L’éditeur, journaliste et écrivain, domicilié sur le Balcon du Jura, connaissait bien l’équipe de Charlie Hebdo. Il est affecté, mais surtout définitivement indigné.

Rolf Kesselring n’a rien perdu de sa verve. © Raposo

Rolf Kesselring n’a rien perdu de sa verve.

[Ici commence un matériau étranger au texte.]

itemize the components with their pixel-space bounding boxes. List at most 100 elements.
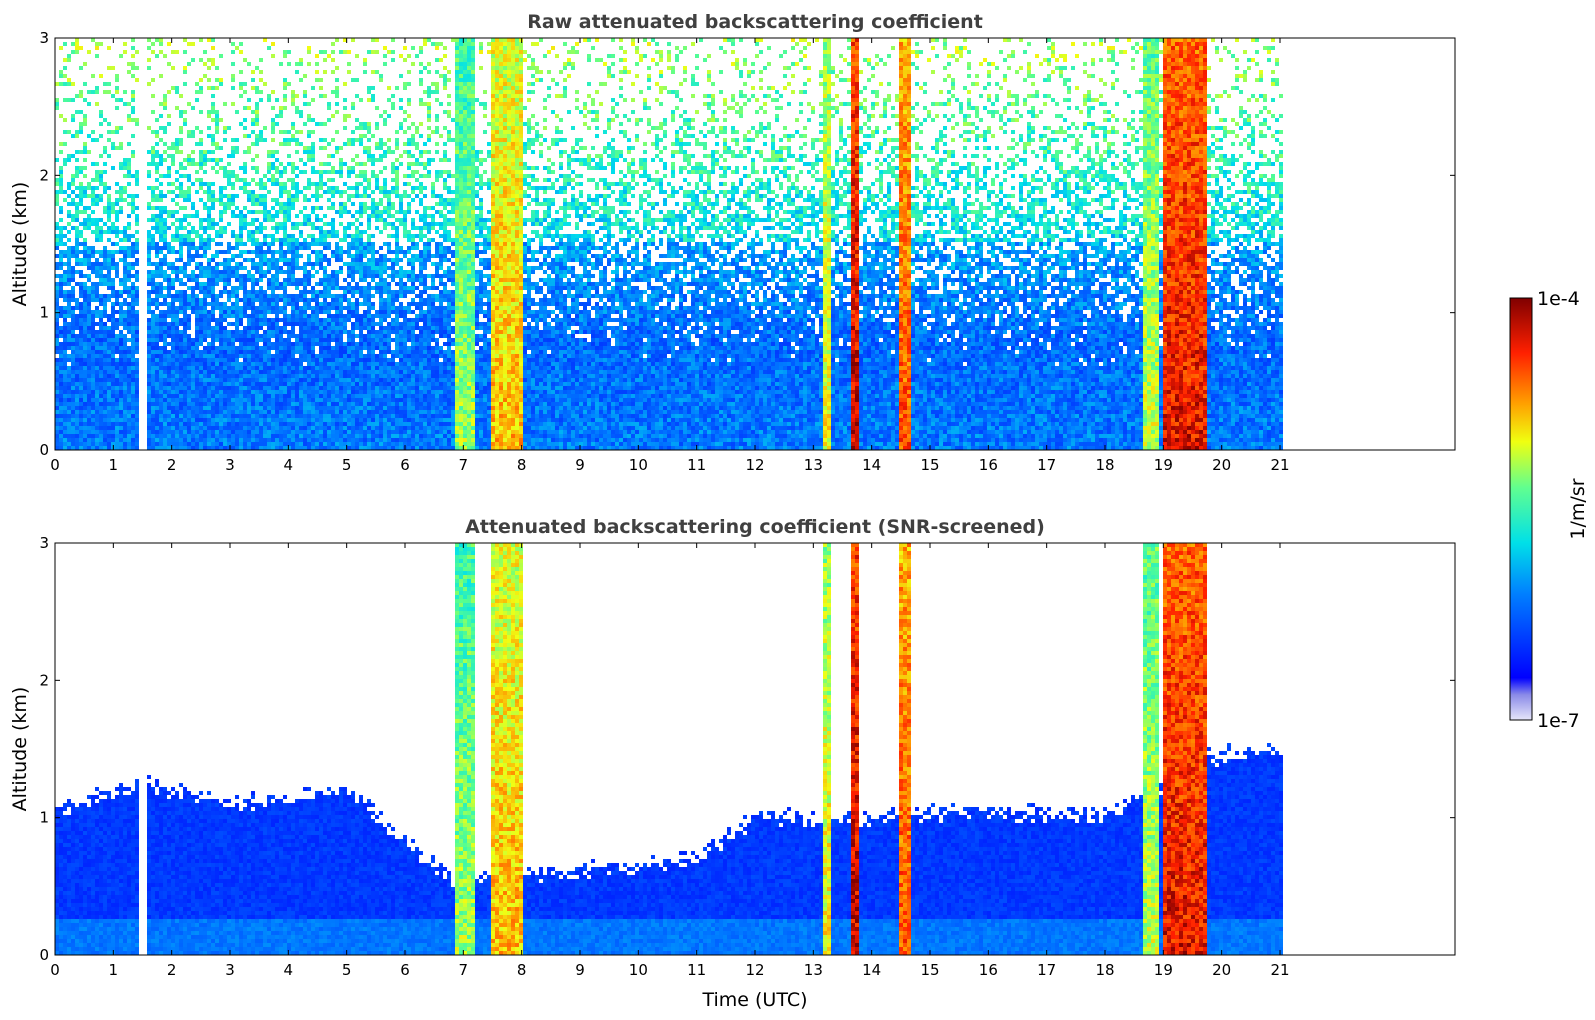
heatmap-cell xyxy=(203,250,207,254)
heatmap-cell xyxy=(247,422,251,426)
heatmap-cell xyxy=(367,182,371,186)
heatmap-cell xyxy=(307,414,311,418)
heatmap-cell xyxy=(235,366,239,370)
heatmap-cell xyxy=(119,98,123,102)
heatmap-cell xyxy=(87,314,91,318)
heatmap-cell xyxy=(219,426,223,430)
heatmap-cell xyxy=(279,338,283,342)
heatmap-cell xyxy=(359,254,363,258)
heatmap-cell xyxy=(171,142,175,146)
heatmap-cell xyxy=(243,434,247,438)
heatmap-cell xyxy=(311,274,315,278)
heatmap-cell xyxy=(163,142,167,146)
heatmap-cell xyxy=(223,426,227,430)
heatmap-cell xyxy=(259,210,263,214)
heatmap-cell xyxy=(151,374,155,378)
heatmap-cell xyxy=(307,322,311,326)
heatmap-cell xyxy=(251,426,255,430)
heatmap-cell xyxy=(87,358,91,362)
heatmap-cell xyxy=(187,238,191,242)
heatmap-cell xyxy=(59,282,63,286)
heatmap-cell xyxy=(103,186,107,190)
heatmap-cell xyxy=(275,210,279,214)
heatmap-cell xyxy=(91,342,95,346)
heatmap-cell xyxy=(335,130,339,134)
heatmap-cell xyxy=(307,374,311,378)
heatmap-cell xyxy=(351,398,355,402)
heatmap-cell xyxy=(343,342,347,346)
heatmap-cell xyxy=(219,306,223,310)
heatmap-cell xyxy=(187,414,191,418)
heatmap-cell xyxy=(111,334,115,338)
heatmap-cell xyxy=(307,178,311,182)
heatmap-cell xyxy=(203,354,207,358)
heatmap-cell xyxy=(159,322,163,326)
heatmap-cell xyxy=(263,82,267,86)
heatmap-cell xyxy=(231,306,235,310)
heatmap-cell xyxy=(303,322,307,326)
heatmap-cell xyxy=(179,258,183,262)
heatmap-cell xyxy=(155,194,159,198)
heatmap-cell xyxy=(187,306,191,310)
heatmap-cell xyxy=(199,350,203,354)
heatmap-cell xyxy=(243,82,247,86)
heatmap-cell xyxy=(279,414,283,418)
heatmap-cell xyxy=(295,298,299,302)
heatmap-cell xyxy=(103,278,107,282)
heatmap-cell xyxy=(367,318,371,322)
heatmap-cell xyxy=(287,318,291,322)
heatmap-cell xyxy=(359,98,363,102)
heatmap-cell xyxy=(83,402,87,406)
heatmap-cell xyxy=(227,274,231,278)
heatmap-cell xyxy=(163,410,167,414)
heatmap-cell xyxy=(207,382,211,386)
heatmap-cell xyxy=(83,258,87,262)
heatmap-cell xyxy=(171,190,175,194)
heatmap-cell xyxy=(183,166,187,170)
heatmap-cell xyxy=(103,326,107,330)
heatmap-cell xyxy=(55,274,59,278)
heatmap-cell xyxy=(151,162,155,166)
heatmap-cell xyxy=(175,322,179,326)
heatmap-cell xyxy=(179,142,183,146)
heatmap-cell xyxy=(287,250,291,254)
heatmap-cell xyxy=(275,202,279,206)
heatmap-cell xyxy=(339,202,343,206)
heatmap-cell xyxy=(323,138,327,142)
heatmap-cell xyxy=(131,378,135,382)
heatmap-cell xyxy=(211,374,215,378)
heatmap-cell xyxy=(127,326,131,330)
heatmap-cell xyxy=(107,250,111,254)
heatmap-cell xyxy=(159,42,163,46)
heatmap-cell xyxy=(107,386,111,390)
heatmap-cell xyxy=(339,214,343,218)
heatmap-cell xyxy=(311,394,315,398)
heatmap-cell xyxy=(367,338,371,342)
heatmap-cell xyxy=(207,438,211,442)
heatmap-cell xyxy=(335,358,339,362)
heatmap-cell xyxy=(259,198,263,202)
heatmap-cell xyxy=(95,434,99,438)
heatmap-cell xyxy=(247,106,251,110)
heatmap-cell xyxy=(283,310,287,314)
heatmap-cell xyxy=(271,238,275,242)
heatmap-cell xyxy=(171,246,175,250)
heatmap-cell xyxy=(195,90,199,94)
heatmap-cell xyxy=(227,422,231,426)
heatmap-cell xyxy=(115,294,119,298)
heatmap-cell xyxy=(127,430,131,434)
heatmap-cell xyxy=(183,406,187,410)
heatmap-cell xyxy=(259,442,263,446)
heatmap-cell xyxy=(359,386,363,390)
heatmap-cell xyxy=(223,266,227,270)
heatmap-cell xyxy=(203,254,207,258)
heatmap-cell xyxy=(79,354,83,358)
heatmap-cell xyxy=(279,130,283,134)
heatmap-cell xyxy=(95,90,99,94)
heatmap-cell xyxy=(275,334,279,338)
heatmap-cell xyxy=(355,162,359,166)
heatmap-cell xyxy=(263,374,267,378)
heatmap-cell xyxy=(255,362,259,366)
heatmap-cell xyxy=(271,214,275,218)
heatmap-cell xyxy=(347,390,351,394)
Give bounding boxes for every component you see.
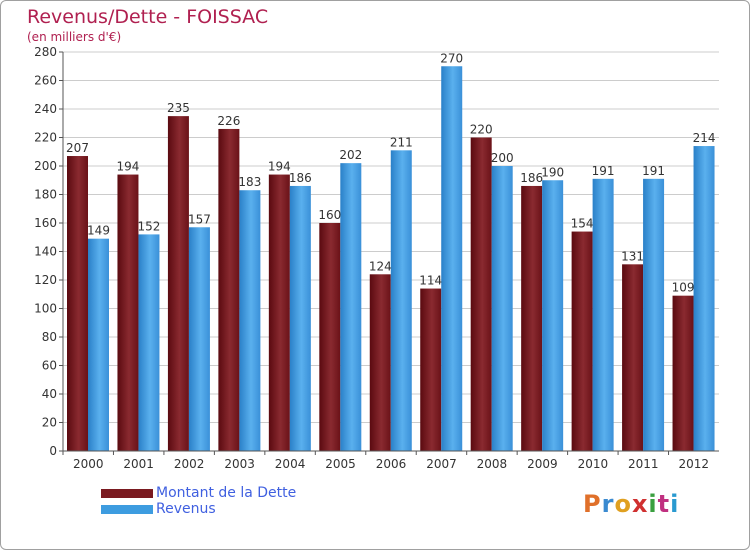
- bar-revenus-2000: [88, 238, 109, 451]
- x-tick-label: 2011: [628, 457, 659, 471]
- data-label-revenus-2002: 157: [188, 212, 211, 226]
- x-tick-label: 2001: [123, 457, 154, 471]
- bar-revenus-2008: [491, 166, 513, 451]
- data-label-dette-2001: 194: [117, 160, 140, 174]
- bar-revenus-2002: [188, 227, 210, 451]
- bar-revenus-2005: [340, 163, 362, 451]
- y-tick-label: 0: [49, 444, 57, 458]
- bar-dette-2006: [369, 274, 391, 451]
- data-label-revenus-2010: 191: [592, 164, 615, 178]
- bar-revenus-2011: [643, 178, 665, 451]
- bar-dette-2010: [571, 231, 593, 451]
- data-label-revenus-2009: 190: [541, 165, 564, 179]
- data-label-dette-2003: 226: [217, 114, 240, 128]
- y-tick-label: 220: [34, 131, 57, 145]
- x-axis-ticks: 2000 2001 2002 2003 2004 2005 2006 2007 2008 2009…: [62, 451, 709, 471]
- y-tick-label: 60: [42, 359, 57, 373]
- legend-label-dette: Montant de la Dette: [156, 485, 297, 501]
- data-label-dette-2012: 109: [672, 281, 695, 295]
- y-tick-label: 100: [34, 302, 57, 316]
- y-tick-label: 160: [34, 216, 57, 230]
- x-tick-label: 2007: [426, 457, 457, 471]
- y-tick-label: 180: [34, 188, 57, 202]
- bar-dette-2008: [470, 137, 492, 451]
- y-tick-label: 40: [42, 387, 57, 401]
- y-tick-label: 20: [42, 416, 57, 430]
- x-tick-label: 2002: [174, 457, 205, 471]
- y-tick-label: 240: [34, 102, 57, 116]
- bar-dette-2005: [319, 223, 341, 451]
- x-tick-label: 2010: [578, 457, 609, 471]
- axes: [62, 52, 719, 452]
- data-label-revenus-2008: 200: [491, 151, 514, 165]
- data-label-revenus-2006: 211: [390, 135, 413, 149]
- y-axis-ticks: 0 20 40 60 80 100 120 140 160 180 200 220 240 260 280: [34, 45, 63, 458]
- x-tick-label: 2008: [477, 457, 508, 471]
- data-label-dette-2000: 207: [66, 141, 89, 155]
- data-label-dette-2010: 154: [571, 217, 594, 231]
- data-label-revenus-2001: 152: [138, 219, 161, 233]
- bar-revenus-2007: [441, 66, 463, 451]
- data-label-revenus-2004: 186: [289, 171, 312, 185]
- bar-revenus-2006: [390, 150, 412, 451]
- x-tick-label: 2003: [224, 457, 255, 471]
- data-label-dette-2006: 124: [369, 259, 392, 273]
- x-tick-label: 2009: [527, 457, 558, 471]
- data-label-revenus-2011: 191: [642, 164, 665, 178]
- bar-revenus-2012: [693, 146, 715, 452]
- y-tick-label: 260: [34, 74, 57, 88]
- x-tick-label: 2006: [376, 457, 407, 471]
- proxiti-logo: Proxiti: [583, 490, 680, 518]
- data-label-dette-2009: 186: [520, 171, 543, 185]
- data-label-revenus-2007: 270: [440, 51, 463, 65]
- legend-swatch-revenus: [101, 505, 153, 514]
- bar-revenus-2010: [592, 178, 614, 451]
- chart-subtitle: (en milliers d'€): [27, 30, 122, 44]
- data-label-revenus-2005: 202: [339, 148, 362, 162]
- data-label-revenus-2012: 214: [693, 131, 716, 145]
- bar-dette-2007: [420, 288, 442, 451]
- data-label-revenus-2000: 149: [87, 224, 110, 238]
- x-tick-label: 2005: [325, 457, 356, 471]
- data-label-dette-2002: 235: [167, 101, 190, 115]
- bar-dette-2009: [521, 185, 543, 451]
- data-labels: 2071491941522351572261831941861602021242…: [66, 51, 715, 294]
- bar-dette-2002: [167, 116, 189, 451]
- x-tick-label: 2012: [678, 457, 709, 471]
- data-label-dette-2007: 114: [419, 274, 442, 288]
- y-tick-label: 200: [34, 159, 57, 173]
- bar-dette-2012: [672, 295, 694, 451]
- data-label-dette-2011: 131: [621, 249, 644, 263]
- data-label-dette-2005: 160: [318, 208, 341, 222]
- bar-dette-2011: [622, 264, 644, 451]
- bars: [67, 66, 715, 452]
- legend-swatch-dette: [101, 489, 153, 498]
- y-tick-label: 280: [34, 45, 57, 59]
- bar-dette-2004: [268, 174, 290, 452]
- data-label-revenus-2003: 183: [238, 175, 261, 189]
- x-tick-label: 2000: [73, 457, 104, 471]
- x-tick-label: 2004: [275, 457, 306, 471]
- data-label-dette-2004: 194: [268, 160, 291, 174]
- legend-label-revenus: Revenus: [156, 501, 216, 517]
- y-tick-label: 80: [42, 330, 57, 344]
- bar-revenus-2001: [138, 234, 160, 451]
- y-tick-label: 120: [34, 273, 57, 287]
- bar-dette-2003: [218, 128, 240, 451]
- y-tick-label: 140: [34, 245, 57, 259]
- bar-revenus-2009: [542, 180, 564, 451]
- bar-revenus-2004: [289, 185, 311, 451]
- data-label-dette-2008: 220: [470, 123, 493, 137]
- bar-revenus-2003: [239, 190, 261, 451]
- chart-title: Revenus/Dette - FOISSAC: [27, 6, 269, 28]
- bar-dette-2001: [117, 174, 139, 452]
- bar-dette-2000: [67, 156, 88, 451]
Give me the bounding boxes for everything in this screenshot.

«C’est tous les jours qu’on doit se battre pour la liberté d’expression!» Pour Rolf Kesselring, l’un des premiers éditeurs de revues satiriques en Suisse romande, les événements dramatiques de la semaine dernière en France doivent d’abord nous rappeler que la liberté d’expression est une lutte de tous les jours. S’il «admire la réaction du peuple», il espère surtout que l’assassinat de ses amis de Charlie Hebdo et de toutes les autres victimes permette aux jeunes de prendre conscience de ce qu’est la liberté: «Charb a diffusé une vidéo il y a quelques semaines dans laquelle il appelait au secours: achetez-nous! La revue était au bord de la faillite, faute d’abonnés. Les jeunes Français n’achetaient pas Charlie Hebdo. La liberté d’expression, c’est un combat permanent!»

Des années folles…

Lorsqu’il a pris connaissance des événements qui se sont produits à la rédaction de Charlie Hebdo, Rolf Kesselring n’y a d’abord pas cru: «J’ai pensé que c’était un canular et je me suis mis à appeler les potes de Paris. Ils m’ont confirmé…»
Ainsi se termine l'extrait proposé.